🤖 AI Summary
Existing V2X congestion control mechanisms primarily focus on maintaining channel load stability and ensuring vehicle-level fairness, yet they struggle to accommodate heterogeneous, time-varying service demands with differentiated priorities. This work proposes an adaptive congestion control approach that explicitly integrates service requirements and priority levels into the congestion control process—an integration not previously achieved in the literature. By leveraging a standards-compliant adaptive algorithm, the method enables dynamic resource allocation that simultaneously preserves channel stability and significantly improves satisfaction rates for diverse V2X services.
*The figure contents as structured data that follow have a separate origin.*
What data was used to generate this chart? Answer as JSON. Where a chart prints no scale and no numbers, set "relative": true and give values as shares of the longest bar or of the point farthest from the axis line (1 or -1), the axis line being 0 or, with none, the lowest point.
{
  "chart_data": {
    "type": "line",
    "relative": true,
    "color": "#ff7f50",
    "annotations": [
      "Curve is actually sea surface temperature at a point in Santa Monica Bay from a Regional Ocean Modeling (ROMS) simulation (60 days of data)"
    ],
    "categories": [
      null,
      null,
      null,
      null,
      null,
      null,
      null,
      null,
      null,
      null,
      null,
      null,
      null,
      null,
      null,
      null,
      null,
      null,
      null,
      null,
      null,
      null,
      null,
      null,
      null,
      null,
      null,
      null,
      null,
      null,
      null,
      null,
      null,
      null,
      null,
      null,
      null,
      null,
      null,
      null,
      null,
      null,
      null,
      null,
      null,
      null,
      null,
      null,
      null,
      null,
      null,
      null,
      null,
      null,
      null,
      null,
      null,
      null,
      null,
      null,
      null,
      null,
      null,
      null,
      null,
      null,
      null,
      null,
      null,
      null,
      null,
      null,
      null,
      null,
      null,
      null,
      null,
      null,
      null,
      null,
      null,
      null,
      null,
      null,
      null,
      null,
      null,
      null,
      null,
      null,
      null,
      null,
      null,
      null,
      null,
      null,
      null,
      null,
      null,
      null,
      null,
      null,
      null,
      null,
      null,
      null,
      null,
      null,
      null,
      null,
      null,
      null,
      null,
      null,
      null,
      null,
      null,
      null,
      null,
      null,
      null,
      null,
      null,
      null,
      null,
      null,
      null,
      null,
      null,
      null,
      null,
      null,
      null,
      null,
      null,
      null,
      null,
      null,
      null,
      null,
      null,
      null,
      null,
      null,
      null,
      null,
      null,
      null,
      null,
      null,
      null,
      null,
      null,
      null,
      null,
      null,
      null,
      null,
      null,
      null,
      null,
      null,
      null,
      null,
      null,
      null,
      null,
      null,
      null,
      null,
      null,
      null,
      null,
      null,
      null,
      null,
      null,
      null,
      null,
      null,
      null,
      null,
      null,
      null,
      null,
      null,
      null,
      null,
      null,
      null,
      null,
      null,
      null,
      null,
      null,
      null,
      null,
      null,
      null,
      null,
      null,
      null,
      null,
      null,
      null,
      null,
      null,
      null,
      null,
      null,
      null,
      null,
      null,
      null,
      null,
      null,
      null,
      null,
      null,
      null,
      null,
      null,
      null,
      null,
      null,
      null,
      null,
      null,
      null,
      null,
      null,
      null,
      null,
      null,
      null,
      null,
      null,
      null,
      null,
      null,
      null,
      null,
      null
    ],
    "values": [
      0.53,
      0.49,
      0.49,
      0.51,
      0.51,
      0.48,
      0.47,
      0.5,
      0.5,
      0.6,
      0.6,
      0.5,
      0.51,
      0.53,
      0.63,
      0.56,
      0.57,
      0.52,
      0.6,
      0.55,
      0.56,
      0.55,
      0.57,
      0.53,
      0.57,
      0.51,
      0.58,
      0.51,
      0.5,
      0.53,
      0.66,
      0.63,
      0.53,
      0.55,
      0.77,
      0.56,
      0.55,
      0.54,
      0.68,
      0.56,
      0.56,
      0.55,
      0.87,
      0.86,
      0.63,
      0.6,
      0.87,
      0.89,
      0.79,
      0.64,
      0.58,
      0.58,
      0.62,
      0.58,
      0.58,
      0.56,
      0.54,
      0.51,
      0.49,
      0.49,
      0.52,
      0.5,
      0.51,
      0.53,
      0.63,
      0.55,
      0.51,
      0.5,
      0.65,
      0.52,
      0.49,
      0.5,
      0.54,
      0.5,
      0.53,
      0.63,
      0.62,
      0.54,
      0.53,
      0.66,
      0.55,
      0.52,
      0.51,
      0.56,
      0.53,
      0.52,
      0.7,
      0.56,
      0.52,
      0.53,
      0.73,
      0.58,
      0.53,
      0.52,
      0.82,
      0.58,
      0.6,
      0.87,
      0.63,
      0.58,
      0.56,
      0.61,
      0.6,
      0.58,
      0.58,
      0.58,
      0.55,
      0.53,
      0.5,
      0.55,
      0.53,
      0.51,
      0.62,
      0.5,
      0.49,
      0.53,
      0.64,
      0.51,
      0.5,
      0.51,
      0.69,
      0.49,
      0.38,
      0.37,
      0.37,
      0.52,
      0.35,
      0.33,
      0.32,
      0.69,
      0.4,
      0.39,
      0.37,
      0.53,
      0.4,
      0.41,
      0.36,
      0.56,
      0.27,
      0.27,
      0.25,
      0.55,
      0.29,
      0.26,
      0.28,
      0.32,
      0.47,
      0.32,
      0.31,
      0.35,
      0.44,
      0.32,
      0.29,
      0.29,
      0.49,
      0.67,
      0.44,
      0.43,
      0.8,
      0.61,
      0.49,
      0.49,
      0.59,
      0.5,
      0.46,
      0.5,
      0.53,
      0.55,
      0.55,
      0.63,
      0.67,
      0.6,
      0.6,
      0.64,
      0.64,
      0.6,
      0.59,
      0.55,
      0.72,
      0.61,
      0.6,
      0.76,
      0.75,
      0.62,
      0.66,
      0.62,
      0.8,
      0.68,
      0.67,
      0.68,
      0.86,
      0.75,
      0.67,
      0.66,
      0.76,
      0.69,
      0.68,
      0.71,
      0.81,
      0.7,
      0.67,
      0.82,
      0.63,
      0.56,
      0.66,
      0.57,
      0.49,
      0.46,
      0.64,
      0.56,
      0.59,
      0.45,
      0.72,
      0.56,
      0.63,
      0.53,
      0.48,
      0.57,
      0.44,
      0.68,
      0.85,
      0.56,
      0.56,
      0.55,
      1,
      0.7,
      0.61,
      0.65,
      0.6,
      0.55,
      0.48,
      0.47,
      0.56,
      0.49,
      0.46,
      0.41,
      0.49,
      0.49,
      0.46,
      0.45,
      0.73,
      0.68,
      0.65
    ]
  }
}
Furthermore, the design maintains backward compatibility and supports seamless evolution toward future V2X communication standards.
📝 Abstract
Vehicle-to-Everything (V2X) communications enable the exchange of information among vehicles to improve road safety and traffic efficiency. As V2X deployments progress, vehicles are expected to support an increasing number of V2X services, often characterized by different priorities and data transmission requirements. However, existing V2X congestion control mechanisms primarily focus on maintaining channel load stability and fairness at the vehicle level, typically assuming homogeneous traffic demands. This paper proposes a demand- and priority-aware adaptive congestion control technique that explicitly accounts for heterogeneous and time-varying V2X service requirements. The results demonstrate that the proposed technique improves the satisfaction of V2X service demands while maintaining stable channel operation. The proposed technique aligns with current V2X standards, preserving backward compatibility while providing enhancements consistent with ongoing standardization activities.